Passos Coelho até se poderia gabar de que também foi ideia sua curvar-se enquanto falava com modestos funcionários das troika, da mesma forma que foi também ideia sua ir além da troika.
Aquilo que foi imposto à Grécia foi mais ou menos aquilo que Passos Coelho adoptou sem que lhe tivesse sido feito qualquer ultimato.
...
... Nada se diz sobre a forma de resolução do problema da dívida,
ignora-se a necessidade de retomar o crescimento,
desprezam-se as consequências sociais.

Os países ricos estão ganhando com a crise, afastada uma reestruturação da dívida os países mais ricos do euro só têm a ganhar com esta situação,
os seus bancos ganham liquidez com a fuga dos depósitos dos países intervencionados,
as suas economias ganham milhões com a entrada de quadros altamente qualificados, com os orçamentos da Grécia e de Portugal
e uma boa parte da procura interna destes países é alimentada com bens importados dos seus parceiros.

A solução encontrada para Portugal e que Passos Coelho teve a ideia de fazer sua é a que interessa aos países ricos do Euro e até aos seus vizinhos, como o Reino Unido.
Vai-se adiando a crise e, entretanto, os recursos destes países vão sendo transferidos para o norte.

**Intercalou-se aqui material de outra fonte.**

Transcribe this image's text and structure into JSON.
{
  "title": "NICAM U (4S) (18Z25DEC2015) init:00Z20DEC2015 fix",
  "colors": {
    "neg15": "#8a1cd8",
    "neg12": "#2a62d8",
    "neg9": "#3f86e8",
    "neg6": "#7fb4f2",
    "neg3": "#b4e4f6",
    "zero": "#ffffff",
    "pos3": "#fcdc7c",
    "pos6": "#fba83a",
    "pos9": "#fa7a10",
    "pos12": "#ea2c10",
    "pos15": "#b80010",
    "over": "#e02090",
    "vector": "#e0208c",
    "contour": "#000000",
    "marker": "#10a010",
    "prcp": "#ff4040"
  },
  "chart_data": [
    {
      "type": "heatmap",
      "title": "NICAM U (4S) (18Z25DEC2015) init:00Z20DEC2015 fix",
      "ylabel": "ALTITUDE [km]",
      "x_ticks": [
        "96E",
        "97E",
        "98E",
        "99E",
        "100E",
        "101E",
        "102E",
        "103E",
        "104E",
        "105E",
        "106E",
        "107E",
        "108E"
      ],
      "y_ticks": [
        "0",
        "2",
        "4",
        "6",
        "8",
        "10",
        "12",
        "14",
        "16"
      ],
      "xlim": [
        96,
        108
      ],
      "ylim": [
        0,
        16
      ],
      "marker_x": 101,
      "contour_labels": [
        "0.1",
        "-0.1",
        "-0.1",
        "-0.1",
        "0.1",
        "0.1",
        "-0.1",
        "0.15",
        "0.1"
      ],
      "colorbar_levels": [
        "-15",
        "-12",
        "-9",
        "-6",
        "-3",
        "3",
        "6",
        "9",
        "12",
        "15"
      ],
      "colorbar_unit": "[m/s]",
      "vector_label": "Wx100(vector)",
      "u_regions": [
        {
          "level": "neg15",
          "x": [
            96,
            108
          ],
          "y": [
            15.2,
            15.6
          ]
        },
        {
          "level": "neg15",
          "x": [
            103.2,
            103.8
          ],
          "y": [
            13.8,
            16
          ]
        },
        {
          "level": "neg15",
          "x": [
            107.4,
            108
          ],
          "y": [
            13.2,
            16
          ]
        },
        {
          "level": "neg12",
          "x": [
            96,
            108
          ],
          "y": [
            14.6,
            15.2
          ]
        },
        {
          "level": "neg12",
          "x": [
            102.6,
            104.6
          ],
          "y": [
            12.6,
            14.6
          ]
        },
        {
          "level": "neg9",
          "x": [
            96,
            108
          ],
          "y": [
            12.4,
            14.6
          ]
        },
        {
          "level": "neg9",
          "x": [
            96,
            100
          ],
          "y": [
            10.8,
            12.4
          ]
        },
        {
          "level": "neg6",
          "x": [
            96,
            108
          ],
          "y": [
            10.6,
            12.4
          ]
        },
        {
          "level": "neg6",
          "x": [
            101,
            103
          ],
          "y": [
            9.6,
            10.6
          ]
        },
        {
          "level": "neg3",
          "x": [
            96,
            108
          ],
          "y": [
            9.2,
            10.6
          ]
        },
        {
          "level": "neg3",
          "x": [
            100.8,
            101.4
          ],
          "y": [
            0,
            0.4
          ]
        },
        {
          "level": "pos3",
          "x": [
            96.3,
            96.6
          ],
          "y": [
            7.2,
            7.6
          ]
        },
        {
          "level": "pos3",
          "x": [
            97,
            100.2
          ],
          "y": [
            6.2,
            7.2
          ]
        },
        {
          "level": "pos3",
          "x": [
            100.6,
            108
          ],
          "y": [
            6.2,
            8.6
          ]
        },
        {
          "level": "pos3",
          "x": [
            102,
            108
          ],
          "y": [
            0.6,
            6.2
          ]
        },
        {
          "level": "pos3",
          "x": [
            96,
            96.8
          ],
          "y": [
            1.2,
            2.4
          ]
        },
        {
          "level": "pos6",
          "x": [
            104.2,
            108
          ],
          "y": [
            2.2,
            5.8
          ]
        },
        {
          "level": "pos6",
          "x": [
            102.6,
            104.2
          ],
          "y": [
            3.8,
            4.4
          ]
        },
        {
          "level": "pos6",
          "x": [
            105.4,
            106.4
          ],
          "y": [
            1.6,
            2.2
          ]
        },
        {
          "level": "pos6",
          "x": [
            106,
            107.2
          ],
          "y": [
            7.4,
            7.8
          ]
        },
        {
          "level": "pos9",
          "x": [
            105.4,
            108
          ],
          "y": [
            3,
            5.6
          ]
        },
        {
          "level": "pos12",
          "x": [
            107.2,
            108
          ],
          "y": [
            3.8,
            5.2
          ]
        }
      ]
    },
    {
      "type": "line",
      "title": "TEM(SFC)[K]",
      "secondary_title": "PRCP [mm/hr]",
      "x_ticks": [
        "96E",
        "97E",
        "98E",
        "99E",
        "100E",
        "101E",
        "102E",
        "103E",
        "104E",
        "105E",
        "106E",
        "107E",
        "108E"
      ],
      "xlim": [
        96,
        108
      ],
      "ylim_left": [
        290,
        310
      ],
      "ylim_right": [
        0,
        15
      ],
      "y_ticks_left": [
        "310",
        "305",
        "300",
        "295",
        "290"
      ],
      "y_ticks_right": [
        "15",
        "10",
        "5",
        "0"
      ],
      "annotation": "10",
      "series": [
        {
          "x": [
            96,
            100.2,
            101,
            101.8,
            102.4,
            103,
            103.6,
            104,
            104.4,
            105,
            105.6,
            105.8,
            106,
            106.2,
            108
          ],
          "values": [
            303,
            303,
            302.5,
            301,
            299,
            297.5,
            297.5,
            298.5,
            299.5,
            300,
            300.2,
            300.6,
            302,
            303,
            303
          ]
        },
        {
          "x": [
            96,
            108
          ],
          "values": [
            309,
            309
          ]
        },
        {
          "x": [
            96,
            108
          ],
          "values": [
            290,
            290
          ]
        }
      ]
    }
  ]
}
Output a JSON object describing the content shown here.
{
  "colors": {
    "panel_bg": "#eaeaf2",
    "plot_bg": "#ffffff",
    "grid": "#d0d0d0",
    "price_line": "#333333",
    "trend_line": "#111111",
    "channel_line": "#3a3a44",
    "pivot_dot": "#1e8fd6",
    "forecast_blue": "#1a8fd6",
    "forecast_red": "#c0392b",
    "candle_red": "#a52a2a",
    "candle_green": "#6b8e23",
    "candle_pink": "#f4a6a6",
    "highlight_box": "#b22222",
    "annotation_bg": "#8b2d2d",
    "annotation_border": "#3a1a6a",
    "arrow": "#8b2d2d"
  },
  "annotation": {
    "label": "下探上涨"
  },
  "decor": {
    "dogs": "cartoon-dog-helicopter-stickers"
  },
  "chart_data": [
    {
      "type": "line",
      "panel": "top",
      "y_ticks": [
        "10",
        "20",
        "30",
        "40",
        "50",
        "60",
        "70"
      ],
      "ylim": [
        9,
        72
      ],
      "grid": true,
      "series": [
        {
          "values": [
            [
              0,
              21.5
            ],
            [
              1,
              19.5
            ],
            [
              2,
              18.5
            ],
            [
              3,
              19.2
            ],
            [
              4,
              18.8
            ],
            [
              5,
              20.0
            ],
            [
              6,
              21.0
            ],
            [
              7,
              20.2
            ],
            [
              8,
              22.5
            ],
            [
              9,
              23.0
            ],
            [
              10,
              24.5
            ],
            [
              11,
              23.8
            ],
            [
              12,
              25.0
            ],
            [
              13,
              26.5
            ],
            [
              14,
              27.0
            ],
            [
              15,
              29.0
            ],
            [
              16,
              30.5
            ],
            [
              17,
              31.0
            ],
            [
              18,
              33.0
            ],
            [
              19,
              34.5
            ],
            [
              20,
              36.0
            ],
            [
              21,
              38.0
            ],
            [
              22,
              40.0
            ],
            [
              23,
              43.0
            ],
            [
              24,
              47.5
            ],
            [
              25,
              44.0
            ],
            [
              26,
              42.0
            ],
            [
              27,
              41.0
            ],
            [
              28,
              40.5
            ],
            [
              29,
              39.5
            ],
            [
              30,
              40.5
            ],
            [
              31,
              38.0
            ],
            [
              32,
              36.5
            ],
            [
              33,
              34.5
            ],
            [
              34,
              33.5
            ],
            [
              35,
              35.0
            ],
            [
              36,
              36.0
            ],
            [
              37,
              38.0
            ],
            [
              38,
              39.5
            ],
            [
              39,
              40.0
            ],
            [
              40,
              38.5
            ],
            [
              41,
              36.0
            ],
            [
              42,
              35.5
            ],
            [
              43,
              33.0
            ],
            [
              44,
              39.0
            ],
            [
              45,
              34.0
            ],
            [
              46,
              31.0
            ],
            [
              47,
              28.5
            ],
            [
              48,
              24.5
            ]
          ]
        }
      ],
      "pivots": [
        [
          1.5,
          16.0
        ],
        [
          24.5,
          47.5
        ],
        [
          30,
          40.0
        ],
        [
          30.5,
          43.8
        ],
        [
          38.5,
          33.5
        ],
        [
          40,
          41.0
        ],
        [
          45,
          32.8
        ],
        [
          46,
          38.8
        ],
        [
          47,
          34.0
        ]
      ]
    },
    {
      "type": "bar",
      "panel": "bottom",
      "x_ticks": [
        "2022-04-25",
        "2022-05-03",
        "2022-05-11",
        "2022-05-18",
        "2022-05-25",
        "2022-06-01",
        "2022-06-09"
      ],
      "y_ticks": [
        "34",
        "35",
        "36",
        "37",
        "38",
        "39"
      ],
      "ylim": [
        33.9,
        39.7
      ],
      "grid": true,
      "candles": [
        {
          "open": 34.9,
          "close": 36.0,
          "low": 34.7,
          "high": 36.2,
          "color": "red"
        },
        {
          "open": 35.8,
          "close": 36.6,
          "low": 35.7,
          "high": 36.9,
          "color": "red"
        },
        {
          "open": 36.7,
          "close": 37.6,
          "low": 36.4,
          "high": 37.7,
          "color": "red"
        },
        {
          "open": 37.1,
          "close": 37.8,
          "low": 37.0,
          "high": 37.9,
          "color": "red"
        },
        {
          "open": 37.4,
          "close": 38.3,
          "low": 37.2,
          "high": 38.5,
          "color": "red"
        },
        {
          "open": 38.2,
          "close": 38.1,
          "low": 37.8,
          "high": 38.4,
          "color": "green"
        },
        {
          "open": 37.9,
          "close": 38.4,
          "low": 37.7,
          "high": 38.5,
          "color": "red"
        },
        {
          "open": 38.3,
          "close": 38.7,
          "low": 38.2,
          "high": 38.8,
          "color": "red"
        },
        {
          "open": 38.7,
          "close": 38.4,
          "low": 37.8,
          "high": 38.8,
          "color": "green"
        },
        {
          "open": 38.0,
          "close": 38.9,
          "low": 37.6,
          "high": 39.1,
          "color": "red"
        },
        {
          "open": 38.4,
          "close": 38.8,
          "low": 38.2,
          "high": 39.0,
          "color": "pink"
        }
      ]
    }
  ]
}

Quando a Europa enfrentar a necessidade de reestruturar as suas dívidas os prejuízos que daí possam resultar serão compensados pelos lucros que entretanto foram obtidos.
A verdade é que ninguém vê como Portugal ou a Grécia poderão sair deste pântano em que se estão enterrando.

A solução não está entre a graxa e o grexit e talvez não esteja entre mais austeridade ou menos austeridade,
estes países precisam de conseguir reter os seus recursos financeiros e humanos e apostar num ciclo de desenvolvimento assente na aposta de bens e serviços com maior valor acrescentado.
Isso implica investimento que absorva os quadros mais capazes e uma aposta na qualificação da mão de obra.
A solução dos problemas da Grécia e de Portugal não passa apenas por contas públicas que não obriguem à asfixia da economia, não passa apenas por crescimento económico, passa por políticas de desenvolvimento que apostem na criação de riqueza.

Contas públicas saudáveis não garantem desenvolvimento e nem sempre o crescimento económico significa mais criação de riqueza e mais competitividade.